Michael Oren: I think Israel hasn't achieved that goal entirely yet. But let's put it this way: it was one of the goals of Zionism. One of the goals of Zionism was to secure a place where Jews could live out their lives free of threat, but I think the overarching goal of Zionism was to create an environment where Jews could take responsibility for themselves as Jews.  And it's the only place in the world where you do take responsibility for yourself as a Jew. You take responsibility for your lamp post and your sewage system and your education systems and your wars and your successes and your failures -- we take responsibilities for them as Jews, and I think that is the great accomplishment of the Zionist dream -- [it] was to transform the Jews from passive actors in their history to active agents in their history, to transform Jews from the role of victims, which is a very fundamental transformation for ourselves, people who take responsibility for all of their actions -- look at how many commissions we have after all of our wars to examine how well we did in the war and how and why we failed in those wars if we failed.



JG: Let's talk about something that the philosopher Avishai Margalit called the 'Immaculate Misconception of Zionism' -- that there was no one in the ancient land of Israel, in Palestine, when the Jews decided to go back. And that, he sees, and many people see, as the essential tragedy of the Middle East -- that you have two people with compelling claims to the same piece of land. Is there a solution to that original misconception? Was that a misconception of early Zionists?

MO: Well it was certainly a misconception of some early Zionists, including some non-Jewish early Zionists. The aphorism 'a land for a people for a people without a land' was actually coined by a British lord in 1848, a non-Jew. A Jewish Zionist in the latter half of the 19th century believed that Palestine was largely uninhabited, and if you travel the literature of the period, for example Mark Twain's piece from 1867, "The Innocents Abroad," everybody remarks, all these writers remark, about how under populated Palestine was, and it was at the turn of the 20th century, there were roughly eight hundred, nine hundred thousand people in all of Palestine and that is less than the population of Washington, D.C. It was roughly unpopulated for all sorts of reasons, not the least of them were ecological.

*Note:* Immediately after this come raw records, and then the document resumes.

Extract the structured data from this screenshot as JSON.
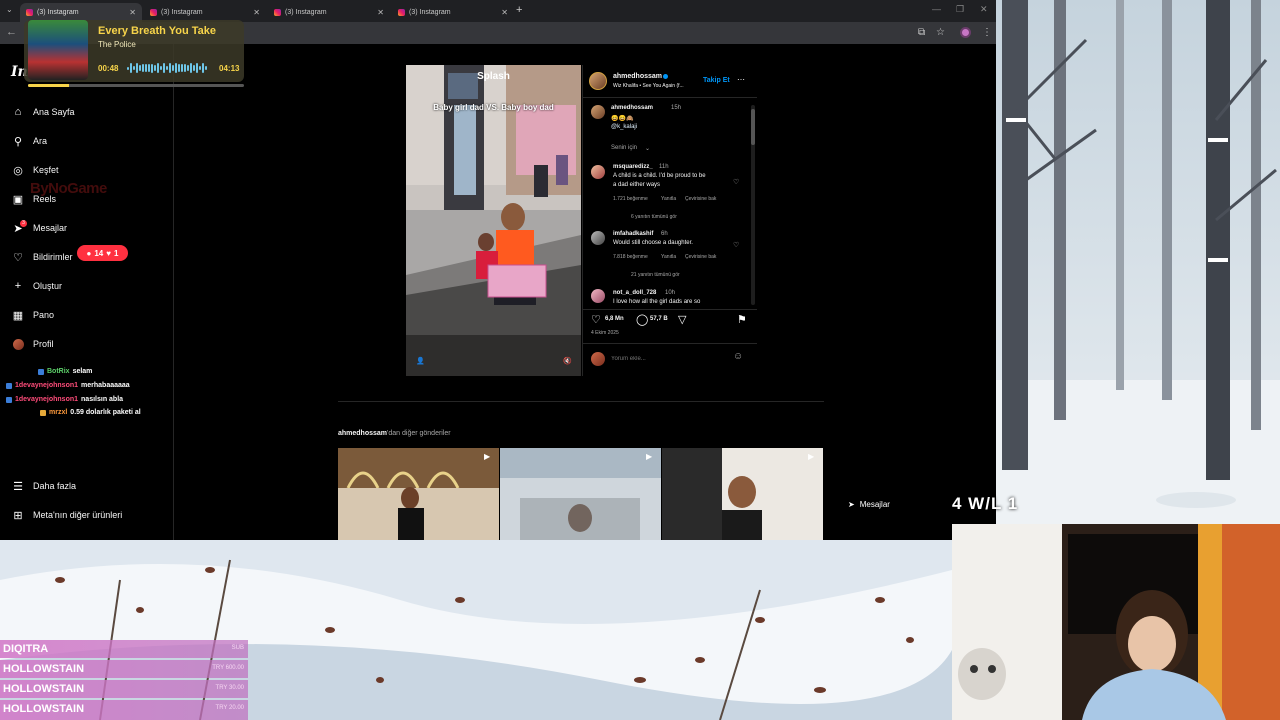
{
  "browser": {
    "tabs": [
      {
        "label": "(3) Instagram",
        "active": true
      },
      {
        "label": "(3) Instagram",
        "active": false
      },
      {
        "label": "(3) Instagram",
        "active": false
      },
      {
        "label": "(3) Instagram",
        "active": false
      }
    ],
    "new_tab": "+"
  },
  "sidebar": {
    "logo": "Ins",
    "items": [
      {
        "label": "Ana Sayfa",
        "icon": "home-icon"
      },
      {
        "label": "Ara",
        "icon": "search-icon"
      },
      {
        "label": "Keşfet",
        "icon": "compass-icon"
      },
      {
        "label": "Reels",
        "icon": "reels-icon"
      },
      {
        "label": "Mesajlar",
        "icon": "messenger-icon"
      },
      {
        "label": "Bildirimler",
        "icon": "heart-icon"
      },
      {
        "label": "Oluştur",
        "icon": "plus-icon"
      },
      {
        "label": "Pano",
        "icon": "dashboard-icon"
      },
      {
        "label": "Profil",
        "icon": "avatar"
      }
    ],
    "notif_badge": {
      "comments": "14",
      "likes": "1"
    },
    "msg_badge": "3",
    "bottom": [
      {
        "label": "Daha fazla",
        "icon": "menu-icon"
      },
      {
        "label": "Meta'nın diğer ürünleri",
        "icon": "meta-icon"
      }
    ],
    "watermark": "ByNoGame"
  },
  "chat": [
    {
      "user": "BotRix",
      "message": "selam"
    },
    {
      "user": "1devaynejohnson1",
      "message": "merhabaaaaaa"
    },
    {
      "user": "1devaynejohnson1",
      "message": "nasılsın abla"
    },
    {
      "user": "mrzxl",
      "message": "0.59 dolarlık paketi al"
    }
  ],
  "song": {
    "title": "Every Breath You Take",
    "artist": "The Police",
    "current": "00:48",
    "total": "04:13",
    "progress": 0.19
  },
  "post": {
    "overlay_text": "Baby girl dad VS. Baby boy dad",
    "store_sign": "Splash",
    "author": "ahmedhossam",
    "song": "Wiz Khalifa • See You Again (f...",
    "follow": "Takip Et",
    "caption_time": "15h",
    "caption_emoji": "😄😄🙈",
    "caption_mention": "@k_kalaji",
    "sort": "Senin için",
    "comments": [
      {
        "user": "msquaredizz_",
        "time": "11h",
        "text1": "A child is a child. I'd be proud to be",
        "text2": "a dad either ways",
        "likes": "1.721 beğenme",
        "reply": "Yanıtla",
        "translate": "Çevirisine bak",
        "more": "6 yanıtın tümünü gör"
      },
      {
        "user": "imfahadkashif",
        "time": "6h",
        "text1": "Would still choose a daughter.",
        "text2": "",
        "likes": "7.818 beğenme",
        "reply": "Yanıtla",
        "translate": "Çevirisine bak",
        "more": "21 yanıtın tümünü gör"
      },
      {
        "user": "not_a_doll_728",
        "time": "10h",
        "text1": "I love how all the girl dads are so",
        "text2": "",
        "likes": "",
        "reply": "",
        "translate": "",
        "more": ""
      }
    ],
    "like_count": "6,8 Mn",
    "comment_count": "57,7 B",
    "date": "4 Ekim 2025",
    "comment_placeholder": "Yorum ekle..."
  },
  "more_posts_user": "ahmedhossam",
  "more_posts_suffix": "'dan diğer gönderiler",
  "overlay": {
    "messages_label": "Mesajlar",
    "win_loss": "4 W/L 1"
  },
  "subs": [
    {
      "name": "DIQITRA",
      "amount": "SUB"
    },
    {
      "name": "HOLLOWSTAIN",
      "amount": "TRY 600.00"
    },
    {
      "name": "HOLLOWSTAIN",
      "amount": "TRY 30.00"
    },
    {
      "name": "HOLLOWSTAIN",
      "amount": "TRY 20.00"
    }
  ],
  "colors": {
    "accent": "#0095f6",
    "badge": "#ff3040",
    "song_title": "#f7d44a",
    "sub_bg": "#d278c8"
  }
}
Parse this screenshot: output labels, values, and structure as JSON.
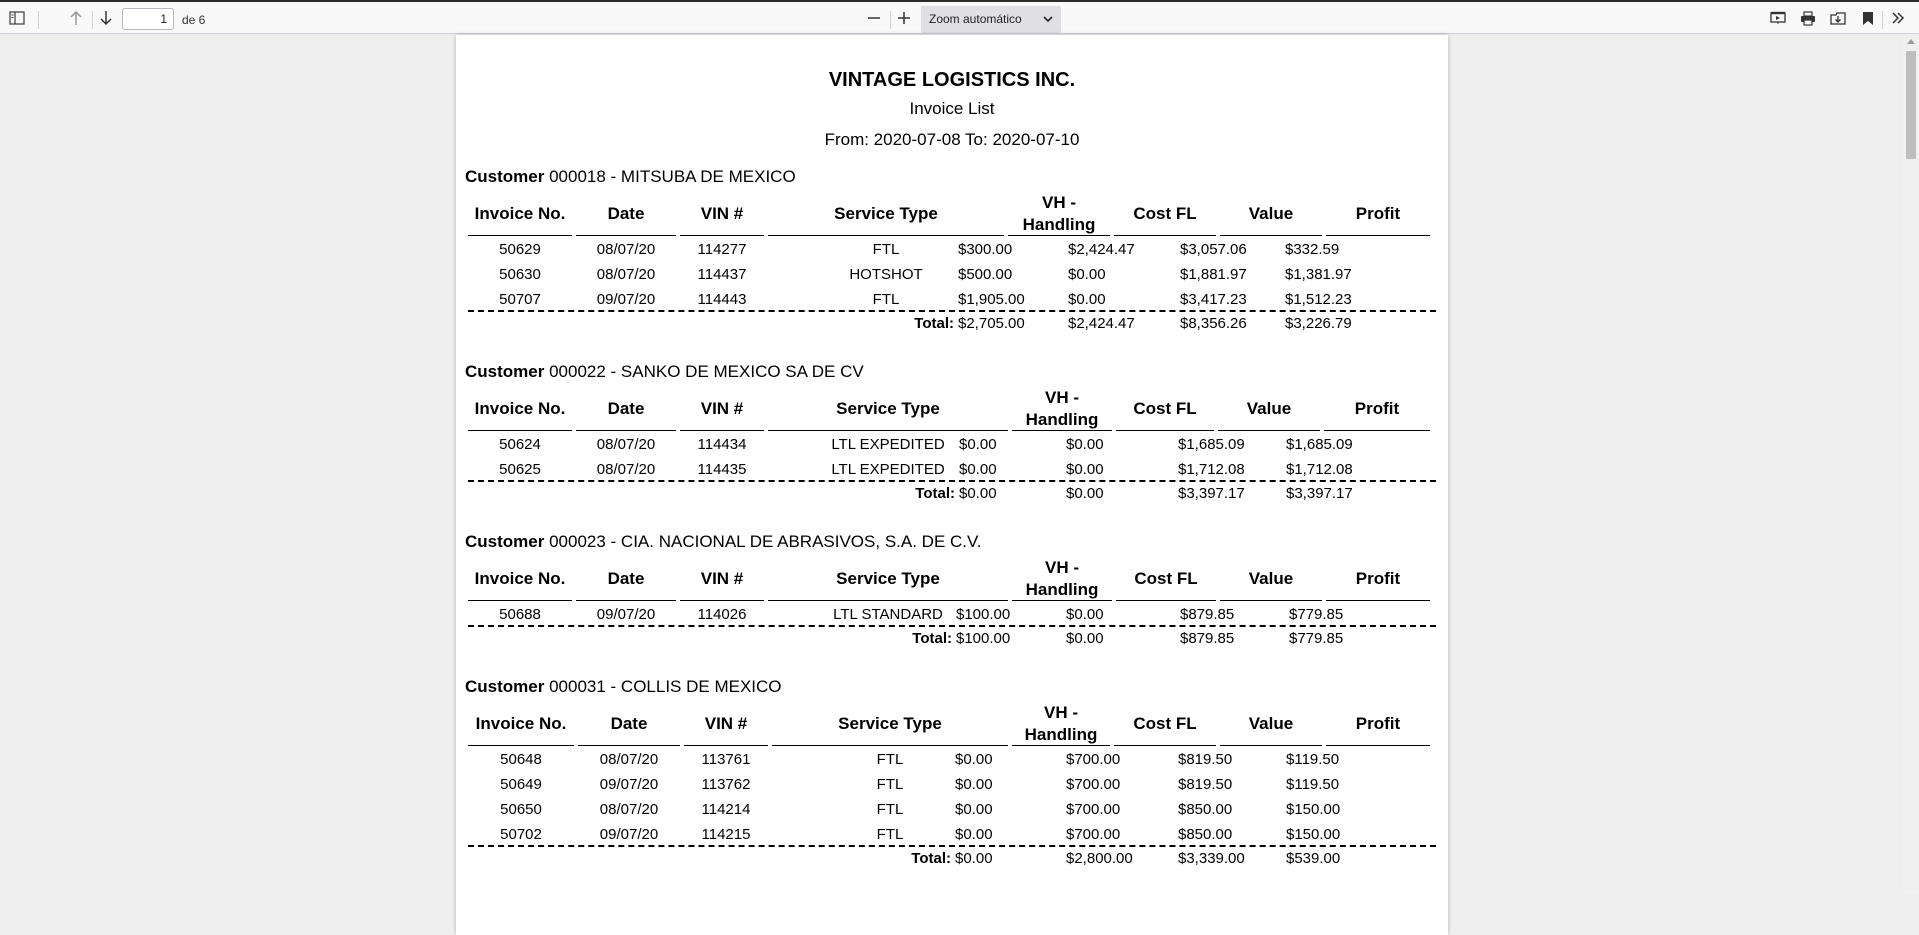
{
  "viewer": {
    "page_number": "1",
    "page_count_label": "de 6",
    "zoom_label": "Zoom automático"
  },
  "report": {
    "company": "VINTAGE LOGISTICS INC.",
    "title": "Invoice List",
    "range": "From: 2020-07-08 To: 2020-07-10"
  },
  "labels": {
    "customer": "Customer",
    "total": "Total:"
  },
  "columns": [
    "Invoice No.",
    "Date",
    "VIN #",
    "Service Type",
    "VH -\nHandling",
    "Cost FL",
    "Value",
    "Profit"
  ],
  "sections": [
    {
      "customer": "000018 - MITSUBA DE MEXICO",
      "rows": [
        [
          "50629",
          "08/07/20",
          "114277",
          "FTL",
          "$300.00",
          "$2,424.47",
          "$3,057.06",
          "$332.59"
        ],
        [
          "50630",
          "08/07/20",
          "114437",
          "HOTSHOT",
          "$500.00",
          "$0.00",
          "$1,881.97",
          "$1,381.97"
        ],
        [
          "50707",
          "09/07/20",
          "114443",
          "FTL",
          "$1,905.00",
          "$0.00",
          "$3,417.23",
          "$1,512.23"
        ]
      ],
      "totals": [
        "$2,705.00",
        "$2,424.47",
        "$8,356.26",
        "$3,226.79"
      ]
    },
    {
      "customer": "000022 - SANKO DE MEXICO SA DE CV",
      "rows": [
        [
          "50624",
          "08/07/20",
          "114434",
          "LTL EXPEDITED",
          "$0.00",
          "$0.00",
          "$1,685.09",
          "$1,685.09"
        ],
        [
          "50625",
          "08/07/20",
          "114435",
          "LTL EXPEDITED",
          "$0.00",
          "$0.00",
          "$1,712.08",
          "$1,712.08"
        ]
      ],
      "totals": [
        "$0.00",
        "$0.00",
        "$3,397.17",
        "$3,397.17"
      ]
    },
    {
      "customer": "000023 - CIA. NACIONAL DE ABRASIVOS, S.A. DE C.V.",
      "rows": [
        [
          "50688",
          "09/07/20",
          "114026",
          "LTL STANDARD",
          "$100.00",
          "$0.00",
          "$879.85",
          "$779.85"
        ]
      ],
      "totals": [
        "$100.00",
        "$0.00",
        "$879.85",
        "$779.85"
      ]
    },
    {
      "customer": "000031 - COLLIS DE MEXICO",
      "rows": [
        [
          "50648",
          "08/07/20",
          "113761",
          "FTL",
          "$0.00",
          "$700.00",
          "$819.50",
          "$119.50"
        ],
        [
          "50649",
          "09/07/20",
          "113762",
          "FTL",
          "$0.00",
          "$700.00",
          "$819.50",
          "$119.50"
        ],
        [
          "50650",
          "08/07/20",
          "114214",
          "FTL",
          "$0.00",
          "$700.00",
          "$850.00",
          "$150.00"
        ],
        [
          "50702",
          "09/07/20",
          "114215",
          "FTL",
          "$0.00",
          "$700.00",
          "$850.00",
          "$150.00"
        ]
      ],
      "totals": [
        "$0.00",
        "$2,800.00",
        "$3,339.00",
        "$539.00"
      ]
    }
  ]
}
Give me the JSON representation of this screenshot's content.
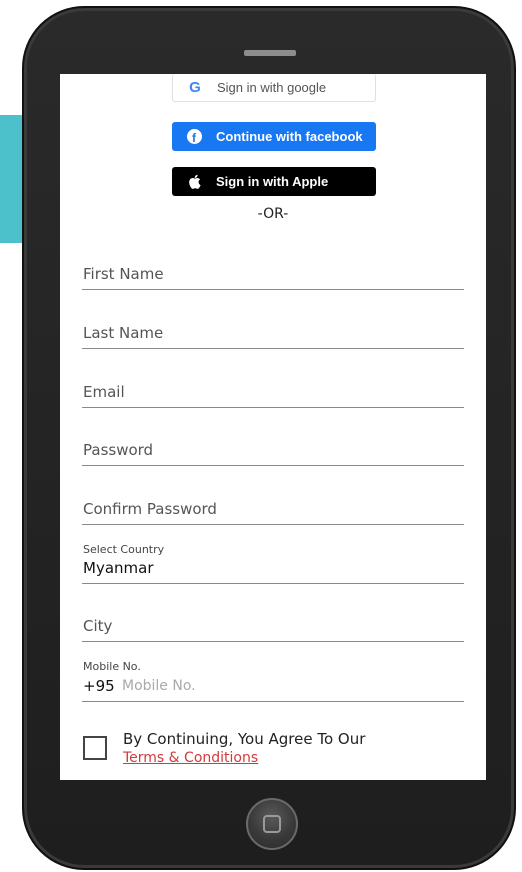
{
  "social": {
    "google_label": "Sign in with google",
    "facebook_label": "Continue with facebook",
    "apple_label": "Sign in with Apple"
  },
  "divider_text": "-OR-",
  "form": {
    "first_name_placeholder": "First Name",
    "last_name_placeholder": "Last Name",
    "email_placeholder": "Email",
    "password_placeholder": "Password",
    "confirm_password_placeholder": "Confirm Password",
    "country_label": "Select Country",
    "country_value": "Myanmar",
    "city_placeholder": "City",
    "mobile_label": "Mobile No.",
    "mobile_prefix": "+95",
    "mobile_placeholder": "Mobile No."
  },
  "agreement": {
    "text": "By Continuing, You Agree To Our",
    "terms_link": "Terms & Conditions"
  },
  "colors": {
    "facebook": "#1877f2",
    "apple": "#000000",
    "google_g": "#4285f4",
    "terms_link": "#d23a3a",
    "accent_strip": "#4cc1cc"
  }
}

But, nevertheless, there was another people there. A people, which, at the time of Zionism's form of stage, didn't necessarily think of itself as a people. You don't find the term Palestinian-Arab in any of the literature well into the 1950s. There's a reason why the partition of 1947 calls for the creation of a Jewish state and an Arab state, not a Palestinian state. The term Palestinian, before 1948, referred almost exclusively to Jews. The Palestine exhibit at the 1930 World Fair in New York was a Zionist exhibit, not an Arab exhibit. You could have gotten great Palestinian schnitzel. A genuine Palestinian meal you could have had there -- schnitzel. Falafel then was unknown.

Having said all that, at the end of the day, you're absolutely right. The tragedy, not of the Middle East but certainly of Israel, and its relationship with the Palestinians, is that there is another people that calls itself the Palestinian people, and we can't define for the Palestinians what they think of themselves. They think of themselves as a people who also inhabit the land. That fact does not in any way diminish our right to this land. The Jews have an inalienable right, an irrevocable right, to settle in what they regard as their ancestral biblical homeland, and anywhere in it, because if you can't settle in Hebron, you can't settle in Tel Aviv. And if you can't settle in Bet El, you can't settle in Haifa. This is the land of Israel. But we recognize that we must resist the urge to realize our right. ... We recognize that we can't actualize our right fully because it conflicts with the rights of another people, so we have to find a way to make our rights accord with their rights.